Kedua kata ini adalah nama penguasa terbesar saat ini di Kota Rusa. Seorang bangsawan kelas dua dari Negeri Salju, salah satu dari empat tokoh besar di Pegunungan Rusa, nama sang pemimpin kota.
Kedua kata yang keluar dari mulut Wang Jianru itu mengandungi provokasi yang tidak disembunyikan sama sekali.
Namun ke arah kantor pemimpin kota, tidak ada apapun yang terlihat. Dari awal hingga sekarang, tempat itu benar-benar sunyi senyap.
Pemimpin kota yang kata-katanya memiliki pengaruh sangat besar di Kota Rusa, yang keberadaannya bagaikan seorang penguasa feodal, tetap bungkam dari awal hingga akhir. Dia sama sekali tidak memiliki niat untuk bertindak. Meskipun seluruh perhatian kota terpusat erat pada kantor pemimpin kota, tidak ada suara sedikit pun yang terdengar dari bangunan yang luas itu.
Wang Jianru berdiri sendirian di kubah langit biru, memandangi seluruh kota dari ketinggian.
Setelah sepuluh tarikan napas, sebuah senyuman aneh dan tipis muncul di wajah sang dewi pedang.
“Jadi kau cukup cerdas.”
Dewi pedang itu melirik sekilas ke seluruh Kota Rusa, lalu melesat ke udara.
Bum!
Menggunakan kekuatan fisik murninya, menggunakan tenaga kasar, dia membelah celah pada formasi legendaris [Juta Simpul Tanah dan Kaca]. Sosoknya berubah menjadi sekejap cahaya, berkedip dan menghilang ke arah Barat Daya dari Kota Rusa!
Pemandangan ini membuat keempat pemimpin militer yang menyaksikannya menjadi sangat terguncang. Wajah keempat orang itu seketika menampilkan ekspresi kaget dan tidak percaya.
Hanya menggunakan kekuatan fisik tubuhnya untuk menembus formasi besar yang diciptakan dengan mengerahkan seluruh kekuatan kota, ini terlalu mengejutkan bagi semua orang.

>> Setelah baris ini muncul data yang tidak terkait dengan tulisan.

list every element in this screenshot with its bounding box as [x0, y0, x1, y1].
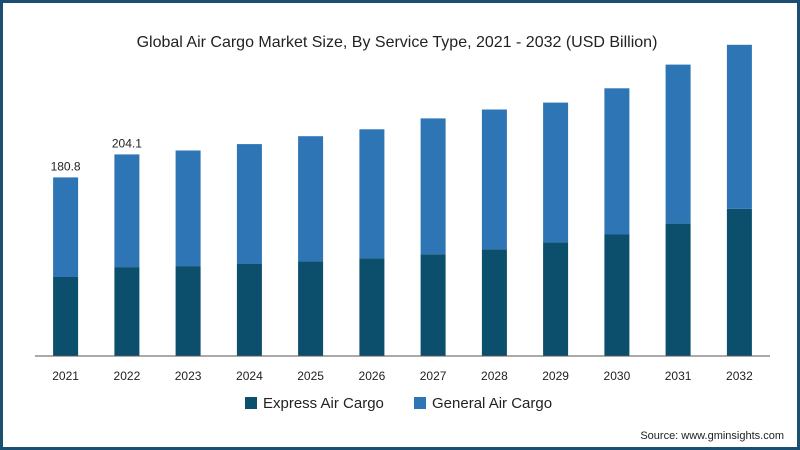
bar-express-2026	[359, 258, 385, 356]
bar-general-2028	[481, 109, 507, 250]
bar-express-2029	[543, 242, 569, 356]
bar-express-2030	[604, 234, 630, 356]
data-label-2022: 204.1	[112, 136, 142, 150]
x-tick-label-2024: 2024	[236, 369, 263, 383]
bar-general-2021	[53, 177, 79, 277]
bar-express-2025	[298, 261, 324, 356]
x-tick-label-2030: 2030	[604, 369, 631, 383]
x-tick-label-2025: 2025	[297, 369, 324, 383]
bar-express-2031	[665, 223, 691, 356]
x-tick-label-2031: 2031	[665, 369, 692, 383]
legend-swatch-general	[414, 397, 426, 409]
x-tick-label-2026: 2026	[359, 369, 386, 383]
x-tick-label-2027: 2027	[420, 369, 447, 383]
bar-express-2021	[53, 277, 79, 356]
legend-label-express: Express Air Cargo	[263, 395, 384, 412]
bar-general-2024	[236, 144, 262, 264]
x-tick-label-2029: 2029	[542, 369, 569, 383]
bar-express-2032	[726, 208, 752, 356]
bars-group	[53, 44, 752, 356]
bar-general-2025	[298, 136, 324, 262]
bar-general-2026	[359, 129, 385, 259]
data-label-2021: 180.8	[51, 159, 81, 173]
bar-express-2024	[236, 263, 262, 356]
bar-general-2030	[604, 88, 630, 235]
source-note: Source: www.gminsights.com	[640, 430, 784, 442]
legend-swatch-express	[245, 397, 257, 409]
x-tick-label-2021: 2021	[52, 369, 79, 383]
legend-label-general: General Air Cargo	[432, 395, 552, 412]
bar-express-2022	[114, 267, 140, 356]
bar-express-2027	[420, 254, 446, 356]
bar-general-2027	[420, 118, 446, 255]
bar-general-2022	[114, 154, 140, 268]
legend: Express Air Cargo General Air Cargo	[245, 395, 552, 412]
chart-title: Global Air Cargo Market Size, By Service…	[136, 34, 658, 51]
bar-express-2023	[175, 266, 201, 356]
labels-group: 2021 2022 2023 2024 2025 2026 2027 2028 2029 2030…	[51, 136, 753, 383]
bar-general-2031	[665, 64, 691, 224]
bar-general-2023	[175, 150, 201, 267]
bar-general-2029	[543, 102, 569, 243]
x-tick-label-2032: 2032	[726, 369, 753, 383]
bar-express-2028	[481, 249, 507, 356]
x-tick-label-2023: 2023	[175, 369, 202, 383]
x-tick-label-2028: 2028	[481, 369, 508, 383]
x-tick-label-2022: 2022	[114, 369, 141, 383]
bar-general-2032	[726, 44, 752, 209]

Keempat pemimpin militer itu sadar bahwa jika itu adalah diri mereka sendiri, bahkan jika mereka menggunakan seluruh kekuatan beserta harta pusaka untuk menyerang formasi besar ini, itu akan sia-sia. Mereka akan bagaikan buah semangka yang menghantam tembok kota. Serangan mereka akan hancur berkeping-keping dalam sekejap, tanpa ada kemungkinan sedikit pun untuk mengguncang formasi semacam itu.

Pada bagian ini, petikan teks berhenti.